It’s been a funny old week. Yesterday you pushed me away and said “I don’t want you” and “You don’t like me” followed by “because you’re scared of me” which came from nowhere apart from an angry toddler head and somewhere you’ve heard it before. I can’t think where, but I knew you didn’t mean it (all you have to do is trip over and bump your knee and you’re back cuddling on my knee burying your head in me, so I know it’s just words).

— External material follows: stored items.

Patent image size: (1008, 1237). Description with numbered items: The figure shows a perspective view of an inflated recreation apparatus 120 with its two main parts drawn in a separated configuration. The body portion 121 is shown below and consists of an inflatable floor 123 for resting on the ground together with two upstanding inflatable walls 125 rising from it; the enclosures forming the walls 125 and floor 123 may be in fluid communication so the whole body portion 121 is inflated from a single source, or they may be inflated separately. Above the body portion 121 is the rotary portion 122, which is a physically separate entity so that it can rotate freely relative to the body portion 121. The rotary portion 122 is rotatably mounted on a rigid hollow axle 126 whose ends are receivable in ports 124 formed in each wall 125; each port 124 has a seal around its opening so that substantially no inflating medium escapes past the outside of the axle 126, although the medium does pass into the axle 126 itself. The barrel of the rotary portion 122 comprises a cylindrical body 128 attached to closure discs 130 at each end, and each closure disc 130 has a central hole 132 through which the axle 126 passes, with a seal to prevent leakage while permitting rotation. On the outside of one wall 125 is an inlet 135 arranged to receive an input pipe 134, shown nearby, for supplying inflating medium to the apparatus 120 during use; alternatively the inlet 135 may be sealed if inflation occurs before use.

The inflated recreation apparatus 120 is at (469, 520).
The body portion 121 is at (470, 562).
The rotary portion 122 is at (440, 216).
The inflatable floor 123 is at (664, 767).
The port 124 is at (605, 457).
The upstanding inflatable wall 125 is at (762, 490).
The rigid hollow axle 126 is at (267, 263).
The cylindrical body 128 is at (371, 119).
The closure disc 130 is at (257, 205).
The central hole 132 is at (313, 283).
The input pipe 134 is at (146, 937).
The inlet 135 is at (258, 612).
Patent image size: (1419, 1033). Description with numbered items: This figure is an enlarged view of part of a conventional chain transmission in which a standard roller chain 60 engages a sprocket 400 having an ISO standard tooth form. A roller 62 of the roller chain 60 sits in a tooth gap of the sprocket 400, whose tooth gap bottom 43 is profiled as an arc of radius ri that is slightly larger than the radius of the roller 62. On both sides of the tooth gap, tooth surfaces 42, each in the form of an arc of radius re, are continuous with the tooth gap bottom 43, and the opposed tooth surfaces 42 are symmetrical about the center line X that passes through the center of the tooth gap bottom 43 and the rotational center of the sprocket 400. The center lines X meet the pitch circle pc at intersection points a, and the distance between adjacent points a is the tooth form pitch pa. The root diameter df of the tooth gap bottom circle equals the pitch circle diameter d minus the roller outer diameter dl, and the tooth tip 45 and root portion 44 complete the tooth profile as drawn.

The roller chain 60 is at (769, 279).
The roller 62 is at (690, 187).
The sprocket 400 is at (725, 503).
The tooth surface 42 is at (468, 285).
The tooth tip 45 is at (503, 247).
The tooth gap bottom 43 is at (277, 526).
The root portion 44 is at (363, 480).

This toddler lark isn’t easy, is it? I always knew it wouldn’t be, I just never expected the really difficult things to be quite so difficult. But yet you’re still an easy child to deal with – it’s just a bit more difficult at the moment with daddy doing study so I’m doing more on my own – but others have worse to deal with so I’m not complaining. I could just do with a lie in, even if it’s cuddling with you (you don’t seem to do that any more, you just want to kick the duvet off).
I have to let you into a secret. I’m tired. I’m not doing this parent thing very well at all. I want a day off. Being a parent I don’t get that day off. I know that comes as part and parcel of it all so I’m not complaining as such, but I can see in me that I’m doing things I shouldn’t be more than I used to as I don’t have the energy to have a ‘normal’ day any more. Silly. But there you go. We’re managing and you seem happy when you’re not angry at me. I’m hoping you don’t resent me being at work an extra day, though I suspect even if you do you can’t put it into words. Parental guilt is great, it never goes away, you just find something else to let it move on to.
So yes, I’m rubbish. But I’m doing my best and it’s all I can do. Hopefully this phase will pass and things will be better again.